The U.S. Department of Energy’s (DOE) Princeton Plasma Physics Laboratory (PPPL) is among the winners of a 2024 Edison Patent Award from the Research & Development Council of New Jersey for the invention of the planar coil stellarator, a device that eliminates the twisty coils of previous stellarator designs.

The invention replaces those twisty coils with flat magnets to create fusion energy, the same energy that powers the sun. PPPL’s central mission is to develop fusion as a safe, clean and virtually limitless energy source. The first stellarator was invented by PPPL founder Lyman Spitzer in 1953. 

The planar coil stellarator was developed by David Gates, a principal research physicist at PPPL. Gates is currently the chief technical officer at Thea Energy, a commercial fusion energy company based in Kearny, New Jersey.

The invention is among 14 patents and 66 inventors from 13 organizations to be honored at the 45th Annual Edison Patent Awards ceremony on Nov. 21. Thea Energy has licensed the technology and two other inventions from Princeton University.  

“This recognition echoes the significance of the commercial impact that the planar coil stellarator will have as a more practical approach to fusion, solving for the Achilles’ heel of the system: large modular coils,” Gates said. “Thomas Edison was a revolutionary thinker and inventor, and it’s a great honor to receive this award.”
 

PPPL’s fifth Edison Patent Award

The award will be PPPL’s fifth Edison Patent Award. PPPL won in 2022 for a liquid centrifuge device, in 2020 for a fusion-powered rocket engine, in 2017 for an extreme ultraviolet (EUV) microscopy and EUV lithography and X-ray imaging technique that could be used to etch computer chips, and in 2016 for a method of producing radionuclide molybdenum that could be used in medical imaging. 

Gates said he is grateful for PPPL’s support and encouragement. He especially appreciates the help of Kenneth Hammond, a PPPL research physicist, and Caoxiang Zhu, a former PPPL physicist and current professor in the Department of Plasma Physics and Fusion Engineering at the University of Science and Technology of China, who were named on the original portfolio patent application. 

“I’m very pleased PPPL has received this recognition,” said Steve Cowley, Laboratory director. “It demonstrates PPPL’s role in encouraging and supporting the development of commercial fusion energy and the spirit of inventiveness of our talented staff.”
 

A different approach to creating fusion energy 

Stellarators offer some advantages over traditional fusion devices called tokamaks, which are doughnut-shaped. Unlike tokamaks, stellarators have no risk of damaging disruptions and can operate in a steady state without driving additional current into the plasma. 

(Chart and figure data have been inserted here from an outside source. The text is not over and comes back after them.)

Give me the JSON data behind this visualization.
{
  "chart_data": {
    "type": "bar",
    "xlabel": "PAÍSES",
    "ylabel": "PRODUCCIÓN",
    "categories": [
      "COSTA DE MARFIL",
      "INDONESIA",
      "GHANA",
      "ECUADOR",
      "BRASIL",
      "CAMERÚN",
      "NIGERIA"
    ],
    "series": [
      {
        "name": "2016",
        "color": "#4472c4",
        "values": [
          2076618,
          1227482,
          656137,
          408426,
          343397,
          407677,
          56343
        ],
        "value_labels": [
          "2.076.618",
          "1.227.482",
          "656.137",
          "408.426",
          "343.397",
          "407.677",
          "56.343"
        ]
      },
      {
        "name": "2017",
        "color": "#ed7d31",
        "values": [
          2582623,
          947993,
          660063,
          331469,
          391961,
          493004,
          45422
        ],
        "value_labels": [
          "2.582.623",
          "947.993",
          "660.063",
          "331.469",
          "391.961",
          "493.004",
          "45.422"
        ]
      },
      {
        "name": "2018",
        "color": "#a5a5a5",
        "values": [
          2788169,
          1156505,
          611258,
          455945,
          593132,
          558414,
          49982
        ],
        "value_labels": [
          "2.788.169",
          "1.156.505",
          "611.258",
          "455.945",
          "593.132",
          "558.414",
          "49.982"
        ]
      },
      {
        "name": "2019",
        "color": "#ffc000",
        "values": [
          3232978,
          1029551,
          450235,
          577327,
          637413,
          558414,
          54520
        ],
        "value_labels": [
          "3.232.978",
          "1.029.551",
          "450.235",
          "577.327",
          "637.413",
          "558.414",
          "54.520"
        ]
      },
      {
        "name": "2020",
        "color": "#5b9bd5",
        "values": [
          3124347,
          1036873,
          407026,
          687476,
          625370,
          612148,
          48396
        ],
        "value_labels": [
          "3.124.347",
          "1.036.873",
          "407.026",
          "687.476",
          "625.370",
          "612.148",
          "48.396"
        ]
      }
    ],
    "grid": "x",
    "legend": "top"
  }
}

But the complex three-dimensional design of stellarators can make them more costly to build and leads to difficulty controlling the three-dimensional magnetic field, Gates said. The planar coil stellarator uses flat, high-temperature superconducting magnets to confine and shape the plasma. The magnets are wound on a device that’s similar to a bobbin on a sewing machine. Each of the magnets in the array is controlled by software that can make the plasma behave like it would in a stellarator with complex coils, making it easy to adjust coil currents while operating under real-world conditions, Gates explained.

Gates led a team of researchers who received a $3 million grant from the DOE Advanced Research Project Agency-Energy (ARPA-E) in 2020 to develop a simplified stellarator with permanent magnets.

Funding from DOE program for public-private partnerships

Thea Energy (then called Princeton Stellarators) was one of eight companies to receive funding from the DOE’s $46 million Milestone-Based Fusion Development Program, which supports public-private partnerships. The DOE’s Innovation Network for Fusion Energy (INFUSE) funded a partnership between PPPL and Princeton Stellarators, the former name for Thea Energy. 

The planar coil stellarator was one of three invention disclosures submitted by Gates. The other two include Hammond and Zhu. One is a stellarator neutron source that can breed tritium with a capability of breeding medical isotopes, which can be used in diagnostic images, and the other is a permanent magnet stellarator. Princeton University filed national stage patent applications on all three technologies.